Other than Christmas, I think Steve and I have spent every major occasion and holiday apart at one time or another due to his business travel. Yes, that includes birthdays. So as we roll around to the biggest chocolate-buying-please-be-mine day of the year, I offer my humble advice for surviving Valentine’s Day (or any other significant day) apart.

Realize It’s just a day

Your first task is to resist falling into the marketing trap that Valentine’s Day is a real thing in the first place. It’s not. It’s a device to sell chocolate, flowers, and set-menu restaurant meals under the guise of true love. I know, I’m a cynic.

In my marriage, true love is Steve wandering into my home office in the middle of the afternoon to give me a kiss. It’s him giving me a hug when I’m having a crappy day. it’s unloading the dishwasher even though he’s done it three days in a row and it should really be my turn (I hate that job).

When he’s on the road and I’m not with him, true love is sending me a text message saying that he’s thinking about me.

If you’re feeling really bummed about being apart, put things in perspective. Women have given birth when their significant others have not been able to be there. This is just Valentine’s Day people!

Block out the noise

If you start feeling sorry for yourself every time you see a Facebook post of someone’s “Best Valentine’s Day Ever!” give social media a rest for the day. I know that might seem extreme, but you’ll gain no sense of peace by wallowing in other people’s sappy V-Day updates.

photo on phone

Unlike a breakup when you may want to have a cathartic experience by listening to Bonnie Raitt’s “I can’t make you love me” on repeat, you want distraction on this occasion. You’re not grieving a loss, you getting over ONE special day you can’t be with your significant other.

Celebrate together apart

If celebrating Valentine’s Day (your birthday, your anniversary) on the actual date is a must for you, go on a virtual date with your guy or gal. You can do this via a Skype video call or even via text messaging and photos. I’ve heard of couples doing all kinds of creative things to share an experience virtually. I recall hearing an interview with a long-distance couple who would create scavenger hunts for each other to carry out in their respective locations, sending photos and videos to each other as they went along. This was their solution to dating while apart.

Have your own day

Who says you have to follow convention? You can celebrate an occasion any day you like. If Valentine’s Day is in March this year, how great is that? You can get away from all the commercialism and overpriced trappings and celebrate your own way.

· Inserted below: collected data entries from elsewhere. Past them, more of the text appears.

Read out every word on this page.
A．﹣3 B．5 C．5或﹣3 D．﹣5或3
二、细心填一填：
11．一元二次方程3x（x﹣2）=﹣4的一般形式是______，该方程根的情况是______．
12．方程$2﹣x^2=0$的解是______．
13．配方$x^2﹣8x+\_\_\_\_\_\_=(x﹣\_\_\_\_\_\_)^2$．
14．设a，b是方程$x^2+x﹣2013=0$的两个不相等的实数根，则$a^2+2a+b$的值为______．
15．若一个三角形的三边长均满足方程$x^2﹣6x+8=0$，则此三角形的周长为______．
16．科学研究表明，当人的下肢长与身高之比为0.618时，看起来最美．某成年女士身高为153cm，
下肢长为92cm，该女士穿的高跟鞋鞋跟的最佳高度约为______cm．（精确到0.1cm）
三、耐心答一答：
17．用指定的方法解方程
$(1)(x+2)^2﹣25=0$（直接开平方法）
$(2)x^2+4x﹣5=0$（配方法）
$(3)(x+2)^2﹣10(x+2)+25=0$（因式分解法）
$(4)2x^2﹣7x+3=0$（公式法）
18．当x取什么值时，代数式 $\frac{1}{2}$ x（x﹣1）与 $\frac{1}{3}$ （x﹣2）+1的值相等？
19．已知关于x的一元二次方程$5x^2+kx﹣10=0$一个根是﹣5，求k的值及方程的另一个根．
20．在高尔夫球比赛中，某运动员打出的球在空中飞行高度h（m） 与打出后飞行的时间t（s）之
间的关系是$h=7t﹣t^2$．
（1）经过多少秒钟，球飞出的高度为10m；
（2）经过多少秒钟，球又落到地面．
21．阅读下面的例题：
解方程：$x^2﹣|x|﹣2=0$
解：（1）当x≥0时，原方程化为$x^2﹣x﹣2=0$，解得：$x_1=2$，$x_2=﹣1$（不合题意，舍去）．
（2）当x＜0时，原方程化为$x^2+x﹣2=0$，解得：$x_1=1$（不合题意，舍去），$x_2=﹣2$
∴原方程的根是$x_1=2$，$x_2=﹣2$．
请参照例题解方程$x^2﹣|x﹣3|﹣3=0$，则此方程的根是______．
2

Also, consider doing something special for yourself on Valentine’s Day as an act of self-love.

Pisco Sour Cocktail

This past summer, I was travelling with Steve in Washington D.C. on my birthday, but he was working the whole day and into the evening. We ended up celebrating it once we were back home a week or so later. On the day, though, I took myself out to celebrate. I took a late afternoon boat ride to Alexandria, spent time at the Torpedo Factory Art Centre and then poked around the quaint shops along the main drag.  Before heading on the boat ride back, I treated myself to a meal in a nice restaurant. Sure it would have been better to celebrate with Steve, but it was a pretty nice day and much better than sulking in a hotel room.

How about you, fellow tag-along travellers? How to you cope with being apart on special days? Is it a big deal and if so, what do you do to get through it?